Author: Gregson Davis
Publisher: Univ of California Press
Published: 2023-12-22
Total Pages: 424
ISBN-13: 0520910303
DOWNLOAD EBOOK →Horace's Odes have a surface translucency that belies their rhetorical sophistication. Gregson Davis brings together recent trends in the study of Augustan poetry and critical theory and deftly applies them to individual poems. Exploring four rhetorical strategies—what he calls modes of assimilation, authentication, consolation, and praise and dispraise—Davis produces enlightening, new interpretations of this classic work.
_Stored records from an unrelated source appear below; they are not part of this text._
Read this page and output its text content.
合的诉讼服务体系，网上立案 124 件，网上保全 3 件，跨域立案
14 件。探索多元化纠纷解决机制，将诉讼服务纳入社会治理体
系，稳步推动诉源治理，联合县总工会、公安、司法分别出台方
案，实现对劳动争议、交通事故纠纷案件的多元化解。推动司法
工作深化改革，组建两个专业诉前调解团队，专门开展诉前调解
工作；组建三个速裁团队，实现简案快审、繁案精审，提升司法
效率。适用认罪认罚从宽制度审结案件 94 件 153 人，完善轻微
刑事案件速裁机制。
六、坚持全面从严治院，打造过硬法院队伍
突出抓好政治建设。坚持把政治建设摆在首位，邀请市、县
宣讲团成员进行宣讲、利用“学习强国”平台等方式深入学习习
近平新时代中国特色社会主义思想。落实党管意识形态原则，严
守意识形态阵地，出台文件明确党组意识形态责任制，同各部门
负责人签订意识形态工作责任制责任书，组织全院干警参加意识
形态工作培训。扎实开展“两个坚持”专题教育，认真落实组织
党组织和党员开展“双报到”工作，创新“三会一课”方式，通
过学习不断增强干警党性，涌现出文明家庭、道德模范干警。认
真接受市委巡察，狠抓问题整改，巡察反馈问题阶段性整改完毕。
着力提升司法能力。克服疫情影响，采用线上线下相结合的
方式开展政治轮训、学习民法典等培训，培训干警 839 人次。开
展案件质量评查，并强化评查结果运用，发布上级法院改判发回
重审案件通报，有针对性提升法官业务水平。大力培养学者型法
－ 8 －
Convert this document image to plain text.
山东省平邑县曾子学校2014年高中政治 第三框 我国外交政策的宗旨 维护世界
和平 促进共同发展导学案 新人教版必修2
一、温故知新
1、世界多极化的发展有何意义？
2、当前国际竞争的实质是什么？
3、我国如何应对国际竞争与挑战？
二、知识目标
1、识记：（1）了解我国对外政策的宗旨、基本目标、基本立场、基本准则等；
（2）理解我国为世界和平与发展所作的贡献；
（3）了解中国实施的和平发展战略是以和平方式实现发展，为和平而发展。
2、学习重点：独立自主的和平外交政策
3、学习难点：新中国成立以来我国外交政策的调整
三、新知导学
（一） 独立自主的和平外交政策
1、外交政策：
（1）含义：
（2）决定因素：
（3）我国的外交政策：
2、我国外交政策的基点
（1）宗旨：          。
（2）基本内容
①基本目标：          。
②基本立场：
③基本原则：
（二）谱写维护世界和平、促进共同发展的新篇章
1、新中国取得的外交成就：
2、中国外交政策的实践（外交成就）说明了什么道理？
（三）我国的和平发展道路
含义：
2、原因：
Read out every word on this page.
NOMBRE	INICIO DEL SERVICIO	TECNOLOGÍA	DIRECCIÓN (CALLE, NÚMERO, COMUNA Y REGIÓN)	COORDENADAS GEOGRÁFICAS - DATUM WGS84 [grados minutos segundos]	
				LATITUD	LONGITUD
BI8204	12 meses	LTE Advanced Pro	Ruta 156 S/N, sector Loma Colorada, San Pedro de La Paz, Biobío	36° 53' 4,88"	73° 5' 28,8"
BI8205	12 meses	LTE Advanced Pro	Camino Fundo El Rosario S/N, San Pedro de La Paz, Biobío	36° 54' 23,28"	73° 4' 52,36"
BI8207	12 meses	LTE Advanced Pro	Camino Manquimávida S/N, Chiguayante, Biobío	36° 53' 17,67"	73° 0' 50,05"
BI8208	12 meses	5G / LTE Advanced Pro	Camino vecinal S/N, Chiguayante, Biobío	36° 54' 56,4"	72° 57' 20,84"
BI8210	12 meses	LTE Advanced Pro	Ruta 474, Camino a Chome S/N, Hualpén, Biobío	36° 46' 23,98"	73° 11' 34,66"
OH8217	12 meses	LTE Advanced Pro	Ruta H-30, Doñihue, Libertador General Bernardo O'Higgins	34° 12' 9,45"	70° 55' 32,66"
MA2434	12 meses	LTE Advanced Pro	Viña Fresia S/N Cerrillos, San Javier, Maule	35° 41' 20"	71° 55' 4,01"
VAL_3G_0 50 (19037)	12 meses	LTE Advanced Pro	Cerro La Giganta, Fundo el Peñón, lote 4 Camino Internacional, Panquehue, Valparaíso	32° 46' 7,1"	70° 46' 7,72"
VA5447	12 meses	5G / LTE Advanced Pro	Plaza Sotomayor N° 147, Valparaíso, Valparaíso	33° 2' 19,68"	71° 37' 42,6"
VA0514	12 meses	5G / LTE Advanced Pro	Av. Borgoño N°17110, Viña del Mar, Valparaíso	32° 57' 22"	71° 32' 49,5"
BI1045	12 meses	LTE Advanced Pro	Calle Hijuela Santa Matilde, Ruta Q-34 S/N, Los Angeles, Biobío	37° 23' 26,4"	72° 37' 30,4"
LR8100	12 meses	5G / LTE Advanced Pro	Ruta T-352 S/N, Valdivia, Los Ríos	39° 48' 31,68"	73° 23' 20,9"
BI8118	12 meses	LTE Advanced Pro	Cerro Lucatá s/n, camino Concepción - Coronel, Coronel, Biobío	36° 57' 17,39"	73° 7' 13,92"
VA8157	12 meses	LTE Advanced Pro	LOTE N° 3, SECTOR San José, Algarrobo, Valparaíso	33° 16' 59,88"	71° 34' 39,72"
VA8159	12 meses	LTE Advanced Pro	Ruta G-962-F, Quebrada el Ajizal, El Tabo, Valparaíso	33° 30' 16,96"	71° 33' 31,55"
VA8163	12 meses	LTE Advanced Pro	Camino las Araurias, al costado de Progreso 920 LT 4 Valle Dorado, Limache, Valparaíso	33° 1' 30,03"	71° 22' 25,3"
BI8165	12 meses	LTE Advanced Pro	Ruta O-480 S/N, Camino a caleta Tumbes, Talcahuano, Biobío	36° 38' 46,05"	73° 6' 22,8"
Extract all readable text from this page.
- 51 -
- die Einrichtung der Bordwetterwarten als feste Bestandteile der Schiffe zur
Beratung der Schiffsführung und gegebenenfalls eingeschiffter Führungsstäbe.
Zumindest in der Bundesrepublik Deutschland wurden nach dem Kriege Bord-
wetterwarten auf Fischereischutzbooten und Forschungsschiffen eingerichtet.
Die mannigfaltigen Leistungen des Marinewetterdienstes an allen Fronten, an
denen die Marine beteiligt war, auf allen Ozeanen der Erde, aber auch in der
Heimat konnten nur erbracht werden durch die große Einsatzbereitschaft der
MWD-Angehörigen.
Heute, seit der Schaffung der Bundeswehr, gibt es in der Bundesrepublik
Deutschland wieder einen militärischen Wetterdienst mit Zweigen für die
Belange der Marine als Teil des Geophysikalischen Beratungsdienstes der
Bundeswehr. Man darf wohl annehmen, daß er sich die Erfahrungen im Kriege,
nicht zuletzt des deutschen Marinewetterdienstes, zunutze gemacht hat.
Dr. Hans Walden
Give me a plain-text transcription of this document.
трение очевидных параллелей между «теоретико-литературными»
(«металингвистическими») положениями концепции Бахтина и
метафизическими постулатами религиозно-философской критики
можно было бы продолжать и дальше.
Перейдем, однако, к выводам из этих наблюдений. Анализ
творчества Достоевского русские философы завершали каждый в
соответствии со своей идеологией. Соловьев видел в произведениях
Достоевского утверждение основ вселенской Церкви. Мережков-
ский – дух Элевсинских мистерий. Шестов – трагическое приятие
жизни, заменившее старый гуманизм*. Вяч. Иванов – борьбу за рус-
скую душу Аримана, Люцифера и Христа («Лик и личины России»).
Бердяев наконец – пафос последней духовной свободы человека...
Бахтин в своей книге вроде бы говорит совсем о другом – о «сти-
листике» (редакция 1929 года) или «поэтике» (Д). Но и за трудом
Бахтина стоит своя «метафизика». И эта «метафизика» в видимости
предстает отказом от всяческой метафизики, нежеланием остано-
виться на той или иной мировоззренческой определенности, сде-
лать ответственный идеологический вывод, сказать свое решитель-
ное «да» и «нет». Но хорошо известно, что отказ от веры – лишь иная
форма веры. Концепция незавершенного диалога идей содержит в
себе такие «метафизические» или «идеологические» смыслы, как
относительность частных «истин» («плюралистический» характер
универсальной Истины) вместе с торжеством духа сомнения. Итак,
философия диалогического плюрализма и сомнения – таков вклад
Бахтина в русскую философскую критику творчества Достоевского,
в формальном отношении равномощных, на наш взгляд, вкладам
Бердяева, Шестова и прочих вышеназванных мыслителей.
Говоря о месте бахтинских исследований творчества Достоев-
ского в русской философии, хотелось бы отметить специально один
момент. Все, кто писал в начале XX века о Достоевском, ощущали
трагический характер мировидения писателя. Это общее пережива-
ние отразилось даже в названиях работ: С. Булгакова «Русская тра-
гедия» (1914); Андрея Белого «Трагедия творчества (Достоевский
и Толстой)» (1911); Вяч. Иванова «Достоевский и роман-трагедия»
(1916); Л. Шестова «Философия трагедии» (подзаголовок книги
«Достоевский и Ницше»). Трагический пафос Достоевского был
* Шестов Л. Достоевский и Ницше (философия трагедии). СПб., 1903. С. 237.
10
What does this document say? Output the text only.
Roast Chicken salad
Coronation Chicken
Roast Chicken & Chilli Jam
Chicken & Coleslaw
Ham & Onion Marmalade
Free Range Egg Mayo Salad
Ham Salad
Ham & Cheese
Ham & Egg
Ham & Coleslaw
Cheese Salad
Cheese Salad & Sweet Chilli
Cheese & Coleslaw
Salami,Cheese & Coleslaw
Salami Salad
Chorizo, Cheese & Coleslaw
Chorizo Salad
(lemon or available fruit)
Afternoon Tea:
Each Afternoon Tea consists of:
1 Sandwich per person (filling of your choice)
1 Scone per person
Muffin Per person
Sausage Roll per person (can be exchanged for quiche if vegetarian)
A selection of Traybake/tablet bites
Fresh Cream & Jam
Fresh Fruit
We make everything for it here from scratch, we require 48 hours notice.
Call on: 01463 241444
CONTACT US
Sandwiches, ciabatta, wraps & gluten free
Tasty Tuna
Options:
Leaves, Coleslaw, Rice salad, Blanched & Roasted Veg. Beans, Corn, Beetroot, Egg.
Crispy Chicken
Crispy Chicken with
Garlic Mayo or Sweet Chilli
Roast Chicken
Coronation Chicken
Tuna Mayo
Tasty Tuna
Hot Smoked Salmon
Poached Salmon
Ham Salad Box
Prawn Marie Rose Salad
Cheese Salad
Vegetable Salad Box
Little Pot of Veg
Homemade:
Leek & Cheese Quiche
Polyhymnia, named after one of the Muses invoked in Horace's opening poem, revises the common image of Horace as a complacent, uncomplicated, and basically superficial singer. Focusing on the artistic persona—the lyric "self" that is constituted in the text—Davis explores how the lyric speaker constructs subtle "arguments" whose building-blocks are topoi, recurrent motifs, and generic conventions. By examining the substructure of lyric argument in groupings of poems sharing similar strategies, the author discloses the major principles that inform Horatian lyric composition.
Author: Homer
Publisher: BoD – Books on Demand
Published: 2022-06-02
Total Pages: 349
ISBN-13: 3375039131
DOWNLOAD EBOOK →Reprint of the original, first published in 1865. Translated into English Verse in the Spenserian Stanza.
Author: Jasper Griffin
Publisher: Oxford University Press
Published: 1980
Total Pages: 238
ISBN-13: 9780198140269
DOWNLOAD EBOOK →This book demonstrates how Homeric poetry manages to confer significance on persons and actions, interpreting the world and the lives of the people who inhabit it. Taking central themes like characterization, death, and the gods, the author argues that current ideas of the limitations of "oral poetry" are unreal, and that Homer embodies a view of the world both unique and profound.